The man behind the counter comes over to us and gives Jeff a broad smile and a high five. ‘Hey amigo, qué pasa? What can I get you guys to drink?’

‘Hey Miguel, how’s it going? Me pones dos cafes solos y un “soy chai” por favor?’ he says, rolling his eyes as the man laughs. ‘Miguel’s teaching me Spanish, and I’m teaching him knife skills. That’s a good deal, isn’t it?’ he says to me.

‘Knife skills! Did you learn those in combat too?’ I say.

‘Those training kitchens at the Little Chef can be deadly!’ he says.

‘I’m terrible at chopping,’ I say. ‘Whenever you see chefs on the telly and they’re looking at someone else while they’re chopping an onion at a hundred miles an hour – it makes me break into a sweat. I’d have my arm off if I did that.’

‘Nonsense, it’s dead easy. You just need to practise. It’s all about confidence. I could teach you some basic skills, it’d take me half an hour?’

‘When?’ I say, too quickly.

‘Anytime. You’ll have to give me your number,’ he says, grinning.

Tom is hovering a few metres away from us, glued to his BlackBerry. Nodding mostly, but also saying, ‘Sure sure, Devron. Fully strategic’ a lot.

‘So tell me – what do you do at the agency then?’ Jeff says. ‘Do you come up with the ideas for the ads?’

‘No,’ I say. ‘A creative team does that.’

‘That’s a relief!’ he says. ‘So you weren’t responsible for that terrible Perfect Bottom pizza campaign? Find your perfect bottom, we’ll give you the right stuffing …’
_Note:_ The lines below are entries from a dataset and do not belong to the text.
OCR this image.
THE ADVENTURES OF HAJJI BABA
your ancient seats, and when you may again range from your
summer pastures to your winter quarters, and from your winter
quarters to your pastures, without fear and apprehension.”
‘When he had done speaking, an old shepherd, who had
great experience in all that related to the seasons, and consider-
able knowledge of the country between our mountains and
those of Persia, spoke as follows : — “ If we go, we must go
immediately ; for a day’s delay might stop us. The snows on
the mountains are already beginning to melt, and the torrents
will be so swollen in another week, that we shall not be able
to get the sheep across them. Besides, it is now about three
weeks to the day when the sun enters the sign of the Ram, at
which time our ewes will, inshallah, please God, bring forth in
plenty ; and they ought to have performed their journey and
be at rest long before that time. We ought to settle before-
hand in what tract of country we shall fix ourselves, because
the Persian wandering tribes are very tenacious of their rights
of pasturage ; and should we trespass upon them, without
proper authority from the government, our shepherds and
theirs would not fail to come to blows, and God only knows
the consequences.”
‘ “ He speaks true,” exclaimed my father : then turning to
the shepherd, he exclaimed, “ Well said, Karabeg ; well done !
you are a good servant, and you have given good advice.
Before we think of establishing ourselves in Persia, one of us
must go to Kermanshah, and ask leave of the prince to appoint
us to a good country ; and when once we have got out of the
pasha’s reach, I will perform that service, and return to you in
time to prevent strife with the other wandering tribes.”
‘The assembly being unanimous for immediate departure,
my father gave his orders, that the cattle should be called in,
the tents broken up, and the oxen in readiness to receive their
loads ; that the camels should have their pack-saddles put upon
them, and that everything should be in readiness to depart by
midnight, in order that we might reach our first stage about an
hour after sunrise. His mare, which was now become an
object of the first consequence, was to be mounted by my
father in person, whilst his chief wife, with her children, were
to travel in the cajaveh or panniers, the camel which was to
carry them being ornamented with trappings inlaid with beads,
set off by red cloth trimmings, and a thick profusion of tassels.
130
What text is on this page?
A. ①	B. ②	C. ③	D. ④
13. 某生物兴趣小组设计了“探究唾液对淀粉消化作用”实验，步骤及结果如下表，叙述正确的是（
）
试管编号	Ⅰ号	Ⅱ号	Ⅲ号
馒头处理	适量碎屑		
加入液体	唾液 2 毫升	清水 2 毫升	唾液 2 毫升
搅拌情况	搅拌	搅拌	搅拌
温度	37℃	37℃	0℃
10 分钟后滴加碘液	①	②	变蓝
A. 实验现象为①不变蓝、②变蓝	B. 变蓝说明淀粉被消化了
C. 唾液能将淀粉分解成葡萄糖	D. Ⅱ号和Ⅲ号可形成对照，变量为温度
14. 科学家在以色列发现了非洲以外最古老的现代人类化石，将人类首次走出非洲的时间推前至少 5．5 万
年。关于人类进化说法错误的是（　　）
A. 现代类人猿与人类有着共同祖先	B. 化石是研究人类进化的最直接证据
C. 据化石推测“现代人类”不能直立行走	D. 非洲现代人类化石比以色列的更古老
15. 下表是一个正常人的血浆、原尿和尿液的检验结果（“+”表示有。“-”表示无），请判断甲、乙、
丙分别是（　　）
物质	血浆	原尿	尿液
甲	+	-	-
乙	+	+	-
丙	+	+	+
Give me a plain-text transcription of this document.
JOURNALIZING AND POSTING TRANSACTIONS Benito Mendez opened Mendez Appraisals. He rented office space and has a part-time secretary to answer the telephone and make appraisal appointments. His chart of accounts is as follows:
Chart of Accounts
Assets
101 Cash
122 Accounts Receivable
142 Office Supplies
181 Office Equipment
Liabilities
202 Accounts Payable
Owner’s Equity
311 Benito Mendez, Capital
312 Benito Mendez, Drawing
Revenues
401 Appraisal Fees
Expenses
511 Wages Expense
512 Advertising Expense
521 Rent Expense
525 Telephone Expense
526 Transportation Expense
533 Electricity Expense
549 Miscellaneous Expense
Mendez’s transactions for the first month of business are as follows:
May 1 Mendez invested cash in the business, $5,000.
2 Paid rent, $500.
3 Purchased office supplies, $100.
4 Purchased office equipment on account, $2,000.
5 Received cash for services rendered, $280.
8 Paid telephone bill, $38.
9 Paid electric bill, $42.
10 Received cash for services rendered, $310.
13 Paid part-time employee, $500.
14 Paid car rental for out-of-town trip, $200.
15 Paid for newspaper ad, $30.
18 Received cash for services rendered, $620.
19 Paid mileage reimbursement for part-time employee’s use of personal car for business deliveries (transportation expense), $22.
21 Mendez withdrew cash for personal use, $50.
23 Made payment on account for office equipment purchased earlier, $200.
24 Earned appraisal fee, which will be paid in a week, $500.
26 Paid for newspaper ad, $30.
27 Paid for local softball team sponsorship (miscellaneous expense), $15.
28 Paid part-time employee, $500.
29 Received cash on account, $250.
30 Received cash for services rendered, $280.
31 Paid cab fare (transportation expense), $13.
‘Actually I did work on that,’ I say, blushing. ‘But I didn’t come up with the idea.’

‘Oh,’ he says, ‘sorry. But they were so cheesy.’

I agree. ‘Sold a lot of pizzas though,’ I say, shrugging my shoulders in despair. ‘Double-digit growth, your boss was very happy with those ads.’

‘So what do you do exactly?’ he says, gesturing to Tom to get off the phone, and pointing at his watch. It’s 9.45 a.m. and I’m sure Jeff had to be somewhere at 10 a.m… .

I reach into my wallet and hand him my business card. That way he has my number and my email too. On the front of the card is a black shiny NMN logo, the legs of the three letters melded together so that the whole thing resembles one big, scary, slightly embossed praying mantis.

On the other side it says:

Susie Rosen

Account Director

That should actually say:

Susie Rosen

Person with the greatest responsibility in the western world

(yes, Obama, that is me, not you). The quest for world peace

is one thing. But do you have any idea how challenging it is

to ensure that there’s always a brand new bottle of Heinz

ketchup on hand for Devron’s bacon sandwich when he

comes in for a breakfast meeting?

On the flip side it should have a little note from my mum:

Really, Susannah

You should have gone to dental school like your clever

brother. I don’t care that teeth freak you out. And now

you’re wasting your life away at that agency while Marian

Bentley’s daughter’s just been awarded an OBE for her

charity work. And did I tell you Sylvia’s daughter now

heads up the cancer ward at UCH? And she’s three months

younger than you!

I’d need an A4 business card.

Jeff stares at my job title. ‘Account Director,’ he says. ‘Like accounts as in finance?’

‘No, accounts as in Fletchers is the account, I look after it. Basically I try to make sure a client’s happy with an idea; if there are any changes I then need to make sure the creatives are happy. Once that’s all happened I try to get the ad made, on time and in budget.’